Vi propongo la lettura di un brano dell’omelia che il nostro vescovo ha pronunciato in Duomo giovedì sera, giorno in cui è stata celebrata la S. Messa della festa del ‘Corpus Domini’.

Questo vorremmo dire alla città secolare, alla città che ama pensare, alla città che vive di un passato glorioso, alla città che non si arrende, alla città che guarda con realismo alle sue risorse, alle sue potenzialità e ai suoi limiti: ascolta, Milano, la voce del Signore! Dentro l’alluvione di parole che ti ha sommerso insieme con l’epidemia, c’è un silenzio che ti invita alla pace, c’è un sussurro si un vento leggero che ti chiama a prenderti il tempo di ascoltare, di domandare, di ascoltare le riposte. In questa confusione c’è la presenza di Dio e della sua promessa, la promessa della vita eterna. Questo vorremmo dire alla città distratta, alla città scoraggiata, alla città disperata, alla città smarrita: ascolta, Milano, la voce del Signore, la sua promessa, apri gli occhi per riconoscere la presenza sorprendente della provvidenza di Dio anche nelle tribolazioni: non dimenticare il Signore, tuo Dio, che ti ha fatto uscire dalla terra d’Egitto, dalla condizione servile, che ti ha condotto per questo deserto grande e spaventoso, luogo di serpenti velenosi e di scorpioni, terra assetata, senz’acqua; che ha fatto sgorgare per te l’acqua dalla roccia durissima; che nel deserto ti ha nutrito di manna sconosciuta ai tuoi padri. Questo vorremmo dire alla città dispersa, alla città sospettosa, alla città dove la gente teme l’incontro, dove la convivenza è complicata, dove l’intesa è faticosa: Ascolta, Milano la voce del Signore, che semina in te un principio di comunione, una vocazione all’incontro. Poiché vi è un solo pane, noi siamo, benché molti, un solo corpo: tutti infatti partecipiamo dell’unico pane.

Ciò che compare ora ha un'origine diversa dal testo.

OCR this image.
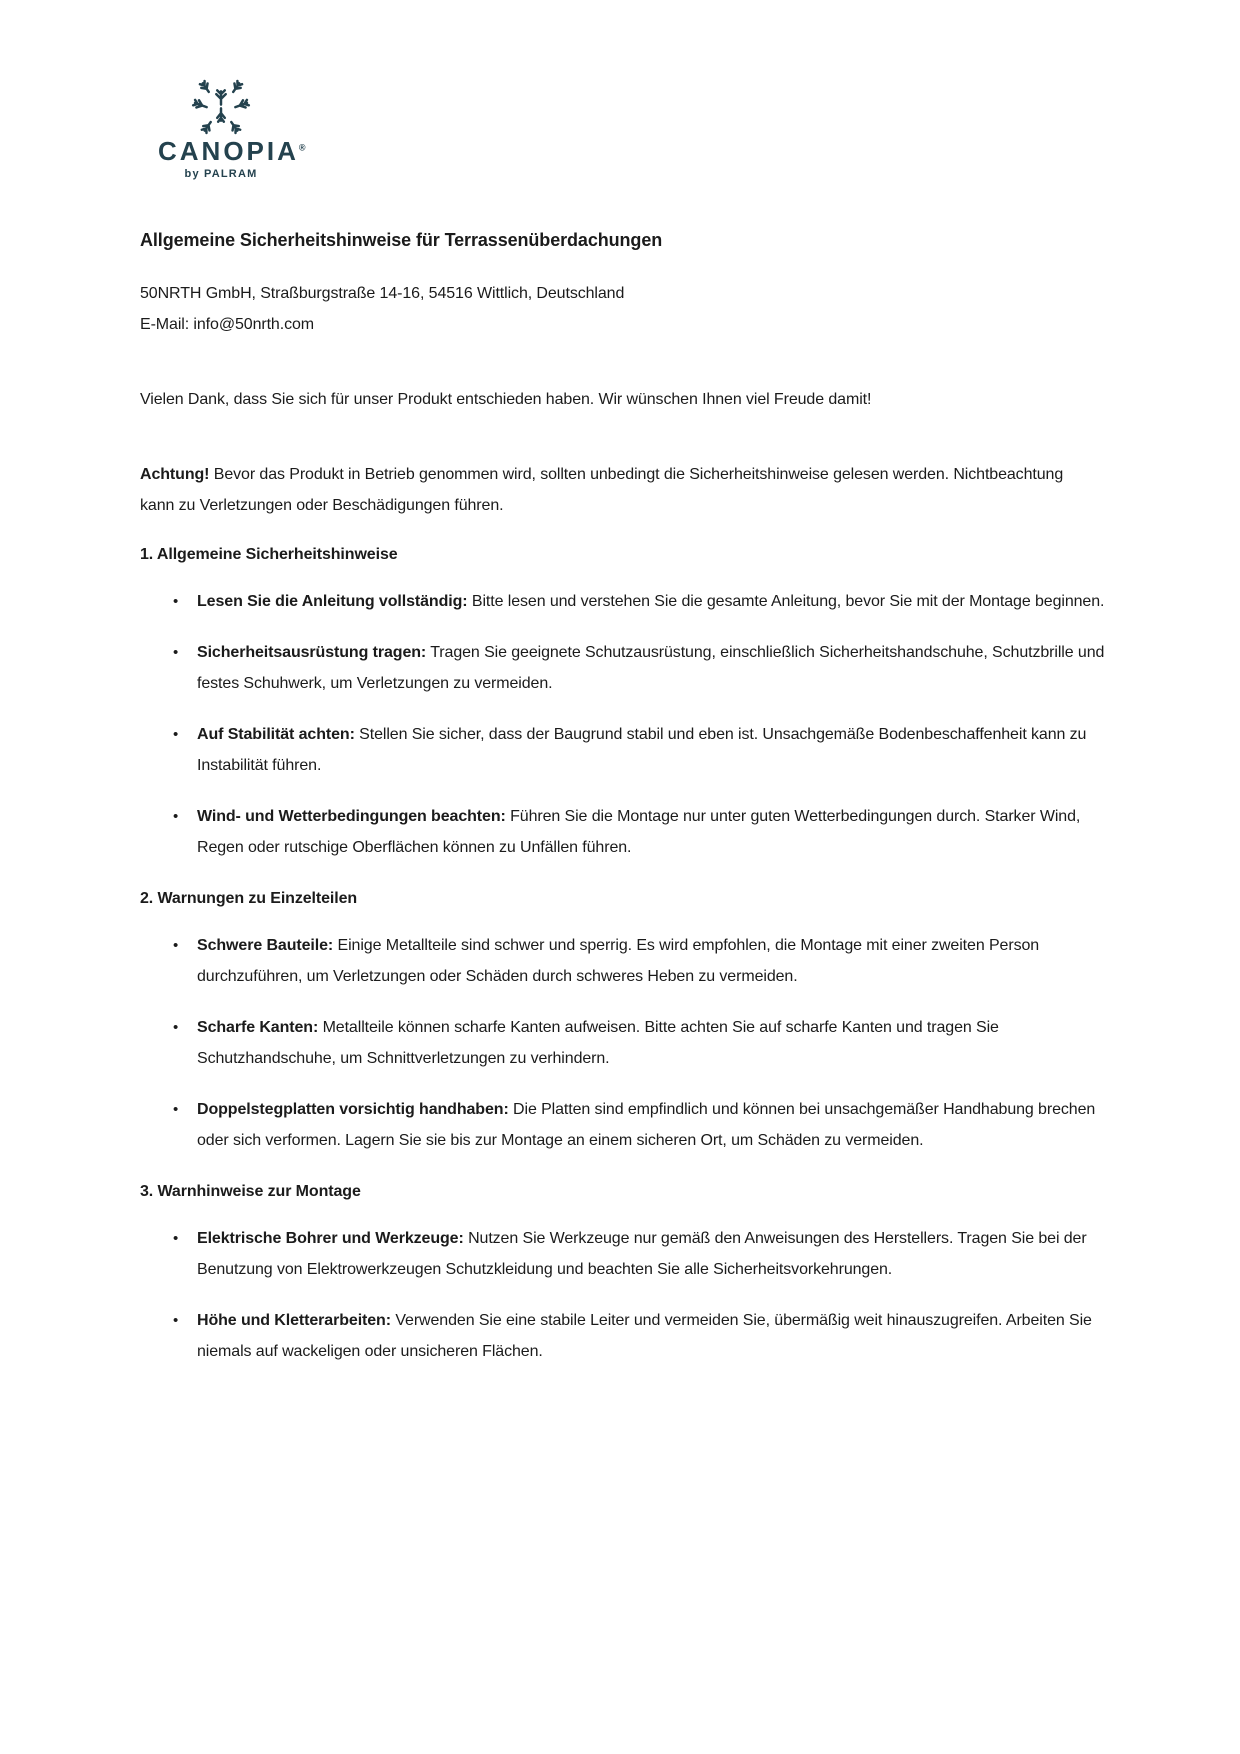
CANOPIA®
by PALRAM
Allgemeine Sicherheitshinweise für Terrassenüberdachungen

50NRTH GmbH, Straßburgstraße 14-16, 54516 Wittlich, Deutschland
E-Mail: info@50nrth.com

Vielen Dank, dass Sie sich für unser Produkt entschieden haben. Wir wünschen Ihnen viel Freude damit!

Achtung! Bevor das Produkt in Betrieb genommen wird, sollten unbedingt die Sicherheitshinweise gelesen werden. Nichtbeachtung kann zu Verletzungen oder Beschädigungen führen.

1. Allgemeine Sicherheitshinweise
•	Lesen Sie die Anleitung vollständig: Bitte lesen und verstehen Sie die gesamte Anleitung, bevor Sie mit der Montage beginnen.

•	Sicherheitsausrüstung tragen: Tragen Sie geeignete Schutzausrüstung, einschließlich Sicherheitshandschuhe, Schutzbrille und festes Schuhwerk, um Verletzungen zu vermeiden.

•	Auf Stabilität achten: Stellen Sie sicher, dass der Baugrund stabil und eben ist. Unsachgemäße Bodenbeschaffenheit kann zu Instabilität führen.

•	Wind- und Wetterbedingungen beachten: Führen Sie die Montage nur unter guten Wetterbedingungen durch. Starker Wind, Regen oder rutschige Oberflächen können zu Unfällen führen.

2. Warnungen zu Einzelteilen
•	Schwere Bauteile: Einige Metallteile sind schwer und sperrig. Es wird empfohlen, die Montage mit einer zweiten Person durchzuführen, um Verletzungen oder Schäden durch schweres Heben zu vermeiden.

•	Scharfe Kanten: Metallteile können scharfe Kanten aufweisen. Bitte achten Sie auf scharfe Kanten und tragen Sie Schutzhandschuhe, um Schnittverletzungen zu verhindern.

•	Doppelstegplatten vorsichtig handhaben: Die Platten sind empfindlich und können bei unsachgemäßer Handhabung brechen oder sich verformen. Lagern Sie sie bis zur Montage an einem sicheren Ort, um Schäden zu vermeiden.

3. Warnhinweise zur Montage
•	Elektrische Bohrer und Werkzeuge: Nutzen Sie Werkzeuge nur gemäß den Anweisungen des Herstellers. Tragen Sie bei der Benutzung von Elektrowerkzeugen Schutzkleidung und beachten Sie alle Sicherheitsvorkehrungen.

•	Höhe und Kletterarbeiten: Verwenden Sie eine stabile Leiter und vermeiden Sie, übermäßig weit hinauszugreifen. Arbeiten Sie niemals auf wackeligen oder unsicheren Flächen.
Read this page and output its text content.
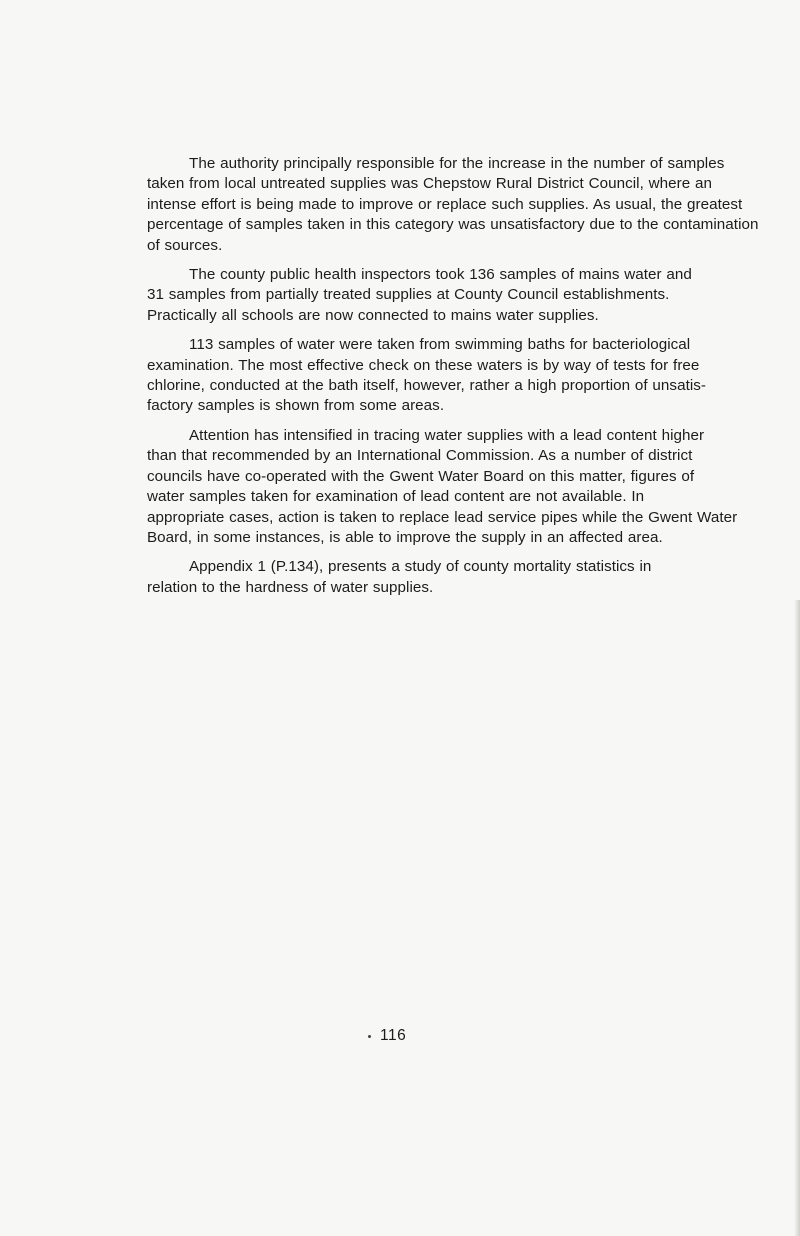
The authority principally responsible for the increase in the number of samples
taken from local untreated supplies was Chepstow Rural District Council, where an
intense effort is being made to improve or replace such supplies. As usual, the greatest
percentage of samples taken in this category was unsatisfactory due to the contamination
of sources.
The county public health inspectors took 136 samples of mains water and
31 samples from partially treated supplies at County Council establishments.
Practically all schools are now connected to mains water supplies.
113 samples of water were taken from swimming baths for bacteriological
examination. The most effective check on these waters is by way of tests for free
chlorine, conducted at the bath itself, however, rather a high proportion of unsatis-
factory samples is shown from some areas.
Attention has intensified in tracing water supplies with a lead content higher
than that recommended by an International Commission. As a number of district
councils have co-operated with the Gwent Water Board on this matter, figures of
water samples taken for examination of lead content are not available. In
appropriate cases, action is taken to replace lead service pipes while the Gwent Water
Board, in some instances, is able to improve the supply in an affected area.
Appendix 1 (P.134), presents a study of county mortality statistics in
relation to the hardness of water supplies.
116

Ci richiama ad un atteggiamento realistico perché davvero questo è stato come attraversare un deserto ‘grande e spaventoso’, una attraversata non sempre affrontata con sapienza, talvolta piena di parole vacue e inutili. Ma sempre ogni traversata, la vita stessa, chiama ad una responsabilità faticosa che ci fa rimpiangere tempi più facili o che si ricordano come tali, ‘le cipolle d’Egitto’ per ricordare l’immagine dell’Esodo. C’è esigenza di pace, di ascolto, di serenità. C’è l’esigenza di far divenire nostra la promessa di Dio che affida alla nostra comunità un principio di comunione, di unità, di partecipazione al bene comune. Un seme perché se possa fiorire o marcire dipende da noi e dalla nostra libertà.